A tick is a mite that feeds on the blood of humans and animals. Often times, a person does not even realise a tick is on his body. They are usually painless and are not spotted until they have attached to the skin. Ticks can transmit Lyme disease--an infection of the bloodstream--so it is important to remove ticks at first sight to reduce the chances of transmission. Removing ticks from humans improperly may result in part of the tick being left in the skin.
- Skill level:
Things you need
- Jar with lid
- Angled tweezers
- Hand soap
- Antiseptic spray or ointment
Pour a small amount of alcohol into a jar with a lid. This will be used for disposing of the tick.
Grasp the head of the tick as close to the skin as possible with a pair of angled tweezers. Avoid gripping the body of the tick or the head may be left in the skin.
Pull the tweezers straight out with a gentle, yet firm motion. Do not jerk or twist the tweezers to remove the tick. Place the tick immediately into the jar of alcohol and secure the lid.

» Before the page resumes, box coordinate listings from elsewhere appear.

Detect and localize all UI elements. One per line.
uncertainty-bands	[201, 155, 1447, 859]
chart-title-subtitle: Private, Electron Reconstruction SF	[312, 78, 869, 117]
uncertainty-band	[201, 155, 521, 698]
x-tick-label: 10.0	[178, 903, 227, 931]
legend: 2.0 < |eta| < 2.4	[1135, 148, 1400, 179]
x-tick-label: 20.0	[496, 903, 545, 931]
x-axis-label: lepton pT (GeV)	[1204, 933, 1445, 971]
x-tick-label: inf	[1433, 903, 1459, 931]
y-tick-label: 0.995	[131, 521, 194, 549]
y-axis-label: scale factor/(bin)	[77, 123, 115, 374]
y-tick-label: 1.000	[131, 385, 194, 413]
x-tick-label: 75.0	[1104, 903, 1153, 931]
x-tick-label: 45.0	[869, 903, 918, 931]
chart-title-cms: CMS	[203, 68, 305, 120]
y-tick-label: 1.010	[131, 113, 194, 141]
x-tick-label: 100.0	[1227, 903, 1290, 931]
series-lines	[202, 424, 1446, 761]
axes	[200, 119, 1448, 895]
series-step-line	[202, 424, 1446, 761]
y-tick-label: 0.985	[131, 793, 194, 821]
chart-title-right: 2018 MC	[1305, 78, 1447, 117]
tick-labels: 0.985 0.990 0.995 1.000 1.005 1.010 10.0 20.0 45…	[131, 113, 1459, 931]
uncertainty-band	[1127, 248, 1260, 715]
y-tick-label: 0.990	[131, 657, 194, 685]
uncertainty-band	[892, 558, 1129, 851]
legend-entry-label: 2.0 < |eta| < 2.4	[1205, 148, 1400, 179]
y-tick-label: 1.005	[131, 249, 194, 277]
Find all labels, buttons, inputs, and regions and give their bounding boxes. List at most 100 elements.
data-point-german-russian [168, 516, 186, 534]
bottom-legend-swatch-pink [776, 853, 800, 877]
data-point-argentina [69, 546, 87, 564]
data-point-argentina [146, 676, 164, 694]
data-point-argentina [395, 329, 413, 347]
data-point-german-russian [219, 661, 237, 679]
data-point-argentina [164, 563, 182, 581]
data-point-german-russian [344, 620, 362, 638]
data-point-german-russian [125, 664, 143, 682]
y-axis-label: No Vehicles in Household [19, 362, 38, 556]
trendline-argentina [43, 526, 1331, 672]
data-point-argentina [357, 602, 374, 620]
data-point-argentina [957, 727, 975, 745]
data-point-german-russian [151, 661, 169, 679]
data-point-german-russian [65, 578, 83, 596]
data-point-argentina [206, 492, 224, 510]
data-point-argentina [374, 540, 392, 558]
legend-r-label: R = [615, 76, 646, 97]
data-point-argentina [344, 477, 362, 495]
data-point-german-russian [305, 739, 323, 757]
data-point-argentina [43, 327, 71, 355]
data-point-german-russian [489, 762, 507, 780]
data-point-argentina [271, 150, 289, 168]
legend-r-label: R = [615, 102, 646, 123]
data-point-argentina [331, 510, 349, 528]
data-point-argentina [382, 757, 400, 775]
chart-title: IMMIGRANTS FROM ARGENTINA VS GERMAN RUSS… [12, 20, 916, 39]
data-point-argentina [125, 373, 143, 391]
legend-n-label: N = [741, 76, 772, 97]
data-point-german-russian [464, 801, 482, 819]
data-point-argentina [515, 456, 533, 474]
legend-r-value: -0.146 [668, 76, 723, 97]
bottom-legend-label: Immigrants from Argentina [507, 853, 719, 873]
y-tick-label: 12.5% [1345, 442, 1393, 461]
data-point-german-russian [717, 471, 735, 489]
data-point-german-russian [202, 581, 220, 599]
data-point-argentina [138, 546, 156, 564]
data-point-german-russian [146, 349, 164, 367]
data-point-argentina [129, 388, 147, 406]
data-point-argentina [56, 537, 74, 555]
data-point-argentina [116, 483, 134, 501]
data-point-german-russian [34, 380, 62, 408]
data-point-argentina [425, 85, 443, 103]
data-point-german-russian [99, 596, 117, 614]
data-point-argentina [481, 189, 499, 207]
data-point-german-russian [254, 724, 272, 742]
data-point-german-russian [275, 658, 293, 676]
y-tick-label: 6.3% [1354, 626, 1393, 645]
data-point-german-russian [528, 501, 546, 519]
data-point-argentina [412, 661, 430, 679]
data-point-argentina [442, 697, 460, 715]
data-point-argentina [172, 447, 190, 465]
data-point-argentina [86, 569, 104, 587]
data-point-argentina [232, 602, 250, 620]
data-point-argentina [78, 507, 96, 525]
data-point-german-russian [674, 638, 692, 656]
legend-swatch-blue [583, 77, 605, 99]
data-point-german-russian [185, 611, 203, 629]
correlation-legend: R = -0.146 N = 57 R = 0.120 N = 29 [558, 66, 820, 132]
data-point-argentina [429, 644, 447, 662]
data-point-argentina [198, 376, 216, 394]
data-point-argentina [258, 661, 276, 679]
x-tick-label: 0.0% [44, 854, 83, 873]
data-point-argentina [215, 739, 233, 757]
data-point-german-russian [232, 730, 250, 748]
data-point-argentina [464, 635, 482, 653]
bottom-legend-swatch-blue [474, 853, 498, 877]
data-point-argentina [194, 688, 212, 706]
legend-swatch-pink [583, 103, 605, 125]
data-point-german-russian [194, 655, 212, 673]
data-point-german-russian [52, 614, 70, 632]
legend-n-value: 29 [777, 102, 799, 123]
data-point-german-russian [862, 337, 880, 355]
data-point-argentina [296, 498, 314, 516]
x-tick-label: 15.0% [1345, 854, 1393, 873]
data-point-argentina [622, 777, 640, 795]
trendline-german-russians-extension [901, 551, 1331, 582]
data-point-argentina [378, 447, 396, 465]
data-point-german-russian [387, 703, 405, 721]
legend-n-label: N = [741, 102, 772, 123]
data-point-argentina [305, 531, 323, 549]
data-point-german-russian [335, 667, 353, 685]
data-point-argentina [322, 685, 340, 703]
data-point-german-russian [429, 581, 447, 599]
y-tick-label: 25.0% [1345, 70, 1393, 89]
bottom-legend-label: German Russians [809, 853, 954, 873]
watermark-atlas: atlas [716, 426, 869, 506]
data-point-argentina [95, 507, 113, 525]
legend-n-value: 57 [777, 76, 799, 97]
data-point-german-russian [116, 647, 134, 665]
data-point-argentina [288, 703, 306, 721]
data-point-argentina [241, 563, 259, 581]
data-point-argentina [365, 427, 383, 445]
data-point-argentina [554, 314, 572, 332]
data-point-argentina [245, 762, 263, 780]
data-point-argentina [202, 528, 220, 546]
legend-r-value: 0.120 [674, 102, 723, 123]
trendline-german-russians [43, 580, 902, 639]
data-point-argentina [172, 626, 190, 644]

Inspect the skin for any parts of the tick that may still be attached to the skin. Grip any remaining parts with the tweezers and firmly pull them off of the skin and place them in the jar.
Wash the tick site of the skin with warm, soapy water. Apply an antiseptic spray or ointment to the area.
Wash your hands thoroughly with soap and water. Dispose of the entire jar with the tick.
Tips and warnings
- Contact your doctor promptly if a bulls-eye rash forms at the wound site, or if any type of rash forms elsewhere on the body. Fever and unexplained illness after a tick bite are also reasons to call your doctor.
- Do not handle a tick with your bare hands.